Just found `Counter` is super useful for 1-gram frequency. For example, just input you txt:

reference: https://stackoverflow.com/questions/43473736/most-common-2-grams-using-python

In [2]:
# just insert your string into Counter, it automatically count the 1-gram
input_string = "天命之謂性，率性之謂道，修道之謂教。道也者，不可須臾離也，可離非道也。是故君子戒慎乎其所不睹，恐懼乎其所不聞。莫見乎隱，莫顯乎微。故君子慎其獨也。喜怒哀樂之未發，謂之中；發而皆中節，謂之和；中也者，天下之大本也；和也者，天下之達道也。致中和，天地位焉，萬物育焉。"
one_gram = Counter(input_string)
one_gram.most_common(5) # print most common 5 

[('，', 12), ('之', 8), ('也', 8), ('。', 7), ('謂', 5)]

Of course, you want to get rid of the punctuations.

In [3]:
clean_string = re.sub(r'[，。？：「」；]', '', input_string)
one_gram = Counter(clean_string)
one_gram.most_common(5) # print most common 5 

[('之', 8), ('也', 8), ('謂', 5), ('道', 5), ('天', 4)]

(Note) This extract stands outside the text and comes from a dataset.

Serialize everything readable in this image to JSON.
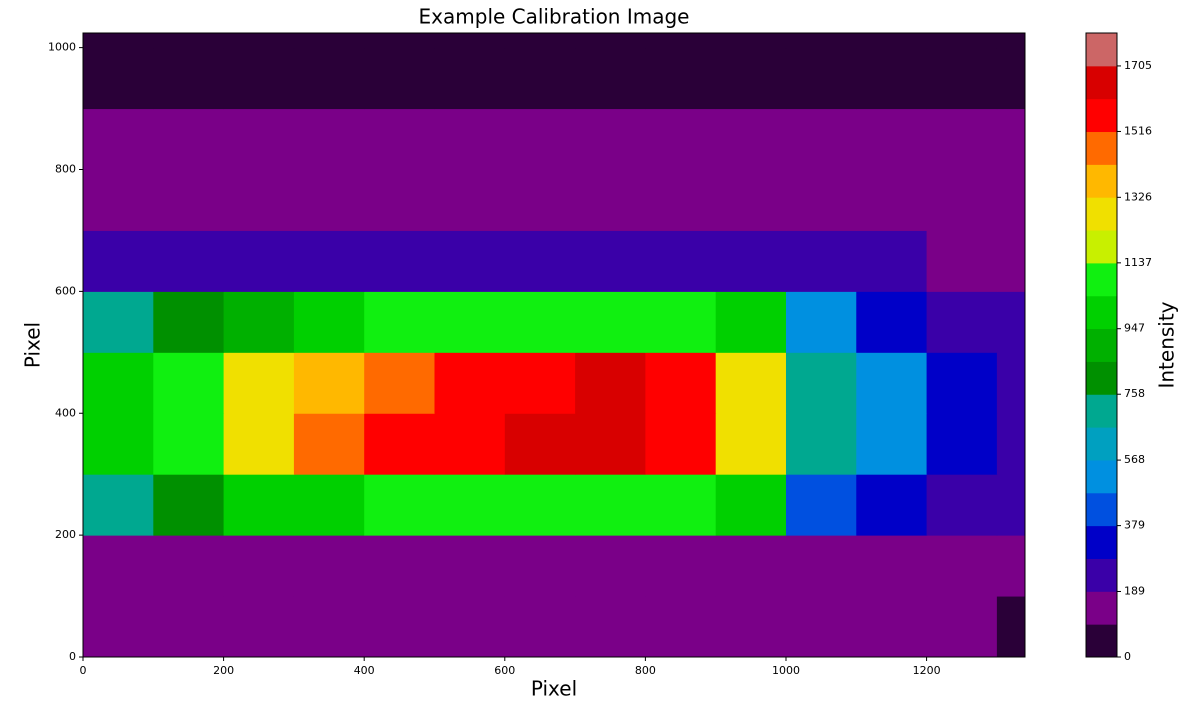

## How About Counting 2-Grams?

Ok, we see one-gram is quite easy, but how about two-grams?  
We can recall our memory about the usage of `zip`. `zip` is quite common if we want to loop over two list parallel in a for loop. We can use it!

In [4]:
# counting two grams using zip
two_gram = Counter(zip(clean_string, clean_string[1:]))
two_gram.most_common(5) 

[(('之', '謂'), 3),
 (('道', '也'), 3),
 (('也', '者'), 3),
 (('故', '君'), 2),
 (('君', '子'), 2)]

Huh, it's neat.

## 3-Grams

Just repeat what we have done...

In [5]:
# counting two grams using zip
three_gram = Counter(zip(clean_string, clean_string[1:], clean_string[2:]))
three_gram.most_common(10) 

[(('故', '君', '子'), 2),
 (('乎', '其', '所'), 2),
 (('其', '所', '不'), 2),
 (('也', '者', '天'), 2),
 (('者', '天', '下'), 2),
 (('天', '下', '之'), 2),
 (('天', '命', '之'), 1),
 (('命', '之', '謂'), 1),
 (('之', '謂', '性'), 1),
 (('謂', '性', '率'), 1)]